What the briefing here is saying is that the quote at the beginning - which is the 9th amendment (part of the bill of rights) prevents the government from using the construction as justification for “disparaging our rights”. Presumably, the argument follows that by certifying a false election, every member of congress, the new administration, and the vice president (who presided over certification) disparaged our rights and thus broke the 9th amendment. That line of reasoning, unfortunately, is based off a complete misunderstanding of what the 9th amendment says. The reason the bill of rights is made up of 10 amendments and isn’t just included in the main text of the Constitution is because many founding fathers worried naming specific rights in the constitution would create the impression that any right not named was not protected. The founding fathers believed that humans are born with certain inalienable rights, and that those rights can be discovered using our reasoning. They did not, however, claim to be aware of all those rights. The concerns over including specific rights became a conflict when other founding fathers argued including no rights at all in the constitution would make Trampling them far too easy. As a compromise, they created the constitution without any specific rights and then afterwards passed a package of 10 amendments which together form a “bill of rights” explaining the fundamental rights the founders could think of and decided were worth mentioning in writing. Among those, was the 9th amendment, which - going back to the original concerns - states that the specific declaration (“enumeration”) of rights within the constitution does not mean (“shall not be construed”)those rights which are not mentioned (“retained by the people”) do not exist (“deny or disparage”). TLDR: the 9th amendment doesn’t mean Congress can’t cite the constitution when disparaging rights.
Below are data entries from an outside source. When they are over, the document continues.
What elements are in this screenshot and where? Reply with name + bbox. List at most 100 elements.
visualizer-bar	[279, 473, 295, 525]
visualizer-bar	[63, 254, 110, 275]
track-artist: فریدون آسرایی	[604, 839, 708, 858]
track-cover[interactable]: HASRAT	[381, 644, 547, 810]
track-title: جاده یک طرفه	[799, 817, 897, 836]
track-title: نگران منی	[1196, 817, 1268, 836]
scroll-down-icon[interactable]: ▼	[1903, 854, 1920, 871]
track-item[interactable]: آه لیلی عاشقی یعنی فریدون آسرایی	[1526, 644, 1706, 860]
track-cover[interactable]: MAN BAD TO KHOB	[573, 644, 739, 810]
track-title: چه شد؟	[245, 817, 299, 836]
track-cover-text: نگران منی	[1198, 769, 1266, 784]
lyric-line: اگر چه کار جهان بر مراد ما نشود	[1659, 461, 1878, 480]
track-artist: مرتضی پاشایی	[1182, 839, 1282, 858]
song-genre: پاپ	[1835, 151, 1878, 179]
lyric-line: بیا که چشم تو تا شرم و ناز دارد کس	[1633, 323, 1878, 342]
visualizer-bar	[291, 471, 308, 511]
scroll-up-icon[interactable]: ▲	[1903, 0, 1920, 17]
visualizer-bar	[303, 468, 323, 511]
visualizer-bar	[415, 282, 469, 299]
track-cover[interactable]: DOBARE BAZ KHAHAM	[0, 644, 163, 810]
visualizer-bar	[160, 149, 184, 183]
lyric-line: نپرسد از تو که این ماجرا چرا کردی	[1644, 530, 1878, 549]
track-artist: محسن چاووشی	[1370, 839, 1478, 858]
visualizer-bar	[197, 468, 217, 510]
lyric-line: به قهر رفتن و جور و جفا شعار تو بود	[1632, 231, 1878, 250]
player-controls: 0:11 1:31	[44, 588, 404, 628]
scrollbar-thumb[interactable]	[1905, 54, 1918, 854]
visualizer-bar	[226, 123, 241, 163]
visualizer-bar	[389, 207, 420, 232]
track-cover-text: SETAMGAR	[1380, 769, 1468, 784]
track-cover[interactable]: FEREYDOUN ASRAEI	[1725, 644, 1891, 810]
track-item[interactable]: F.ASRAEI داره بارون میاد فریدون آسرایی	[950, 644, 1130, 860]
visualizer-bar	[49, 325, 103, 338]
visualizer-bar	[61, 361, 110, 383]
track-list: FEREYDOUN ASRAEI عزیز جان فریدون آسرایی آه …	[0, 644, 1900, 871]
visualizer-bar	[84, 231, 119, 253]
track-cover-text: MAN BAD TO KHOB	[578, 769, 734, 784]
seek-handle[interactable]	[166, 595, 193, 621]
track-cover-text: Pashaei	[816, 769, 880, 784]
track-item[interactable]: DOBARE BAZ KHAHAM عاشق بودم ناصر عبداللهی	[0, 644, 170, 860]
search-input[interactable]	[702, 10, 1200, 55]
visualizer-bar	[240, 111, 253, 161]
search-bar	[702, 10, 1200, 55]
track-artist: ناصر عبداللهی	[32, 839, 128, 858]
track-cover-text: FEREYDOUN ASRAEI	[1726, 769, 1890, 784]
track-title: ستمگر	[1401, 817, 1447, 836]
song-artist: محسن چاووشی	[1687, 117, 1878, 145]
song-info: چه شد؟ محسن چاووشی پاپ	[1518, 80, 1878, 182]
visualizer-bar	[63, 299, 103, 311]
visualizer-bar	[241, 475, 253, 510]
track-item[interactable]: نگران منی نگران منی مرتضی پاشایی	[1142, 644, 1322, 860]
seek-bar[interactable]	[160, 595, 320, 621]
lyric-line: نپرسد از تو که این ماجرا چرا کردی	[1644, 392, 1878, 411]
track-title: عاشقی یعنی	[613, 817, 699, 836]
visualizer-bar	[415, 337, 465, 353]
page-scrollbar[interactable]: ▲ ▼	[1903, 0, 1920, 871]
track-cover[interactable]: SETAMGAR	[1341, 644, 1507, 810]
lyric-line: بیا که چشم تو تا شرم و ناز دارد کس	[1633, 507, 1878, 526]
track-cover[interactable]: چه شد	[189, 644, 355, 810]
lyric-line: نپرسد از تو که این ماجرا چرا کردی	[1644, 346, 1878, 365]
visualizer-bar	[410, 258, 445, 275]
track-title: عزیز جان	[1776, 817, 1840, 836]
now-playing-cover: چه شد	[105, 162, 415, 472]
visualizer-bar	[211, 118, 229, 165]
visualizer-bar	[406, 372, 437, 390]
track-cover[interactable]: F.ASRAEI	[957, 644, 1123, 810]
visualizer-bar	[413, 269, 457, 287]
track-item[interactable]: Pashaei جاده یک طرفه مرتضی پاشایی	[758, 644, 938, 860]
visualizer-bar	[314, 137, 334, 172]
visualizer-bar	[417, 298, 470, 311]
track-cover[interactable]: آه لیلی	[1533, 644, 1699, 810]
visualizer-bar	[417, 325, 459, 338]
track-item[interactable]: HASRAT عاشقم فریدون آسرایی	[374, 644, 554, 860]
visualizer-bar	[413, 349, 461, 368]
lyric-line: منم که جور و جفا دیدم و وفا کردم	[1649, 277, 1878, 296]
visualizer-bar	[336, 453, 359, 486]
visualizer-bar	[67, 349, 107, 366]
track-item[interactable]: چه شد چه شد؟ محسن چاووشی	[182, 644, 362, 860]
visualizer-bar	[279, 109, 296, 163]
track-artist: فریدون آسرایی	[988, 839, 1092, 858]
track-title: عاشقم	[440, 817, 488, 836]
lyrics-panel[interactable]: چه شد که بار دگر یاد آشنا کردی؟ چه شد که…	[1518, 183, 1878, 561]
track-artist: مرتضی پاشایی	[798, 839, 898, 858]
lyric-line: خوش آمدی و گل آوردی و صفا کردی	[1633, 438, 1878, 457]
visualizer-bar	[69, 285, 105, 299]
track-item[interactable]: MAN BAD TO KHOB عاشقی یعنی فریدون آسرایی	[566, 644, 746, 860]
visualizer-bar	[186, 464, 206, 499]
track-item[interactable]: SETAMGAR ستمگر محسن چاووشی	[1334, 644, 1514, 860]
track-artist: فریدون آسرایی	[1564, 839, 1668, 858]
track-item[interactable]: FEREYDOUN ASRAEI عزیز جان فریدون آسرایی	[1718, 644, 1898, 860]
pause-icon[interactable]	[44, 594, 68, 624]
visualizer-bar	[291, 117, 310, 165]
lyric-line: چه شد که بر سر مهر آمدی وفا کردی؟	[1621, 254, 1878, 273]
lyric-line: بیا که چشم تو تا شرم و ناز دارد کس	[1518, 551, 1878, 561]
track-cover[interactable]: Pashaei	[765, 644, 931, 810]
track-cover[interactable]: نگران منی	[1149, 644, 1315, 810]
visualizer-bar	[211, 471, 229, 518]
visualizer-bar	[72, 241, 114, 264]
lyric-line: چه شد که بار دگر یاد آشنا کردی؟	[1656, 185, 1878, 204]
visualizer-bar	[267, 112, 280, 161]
Of course, Congress can’t pass unconditional laws - but that rule has nothing to do with the 9th amendment.

There’s a lot more to it than just that, but basically it’s full off assumptions, leaps that the court doesn’t agree with (like relying heavily on the court accepting de-facto that the election when stolen, despite all legally-stalled precedent -which is what SCOTUS will follow- currently not saying that) and misunderstanding of legal jargon. IMO the briefing also doesn’t do enough to establish standing, as it only says that Biden is commuting unspecified ‘constant’ national Security violations which then somehow indirectly impact the plaintiff. Furthermore, the plaintiff claims the previous court’s explanation of why it found he lacked standing insufficient, so he just didn’t include it at all and didn’t bother to specifically respond to it. That’s not how appeals work. You have to show that you specifically responding to the decision of a lower court and appeal it up, not just say “they’re wrong. I explained why in my original filing” because if you had that kind of argument in your original filing, you think you would have won the case in the first place. Of course, funny business could have been involved in the lower court, and if that were the case SCOTUS should take up the case; but, the plaintiff failed to establish in the briefing that the lower judges showed bias in their decision. Maybe they did, but the Supreme Court isn’t gonna take the plaintiff on the benefit of the doubt. This is why you shouldn’t represent yourself. If Brunson actually had a lawyer he might have avoided these mistakes.

P.S. IM NOT SAYING THE BRIEFING HAS NO MERIT Im saying that the way it is written - namely a few mistakes and failures to appreciate the seriousness with which SCOTUS takes cases - means that SCOTUS is extremely likely to throw out the case. If they took it, it seems like they’d basically need to hand-hold the plaintiff through the legal system and make his case for him - something I see almost no chance of SCOTUS doing considering the plaintiff is literally asking for the removal and incarceration of the entire elected (fraudulently or otherwise) federal government.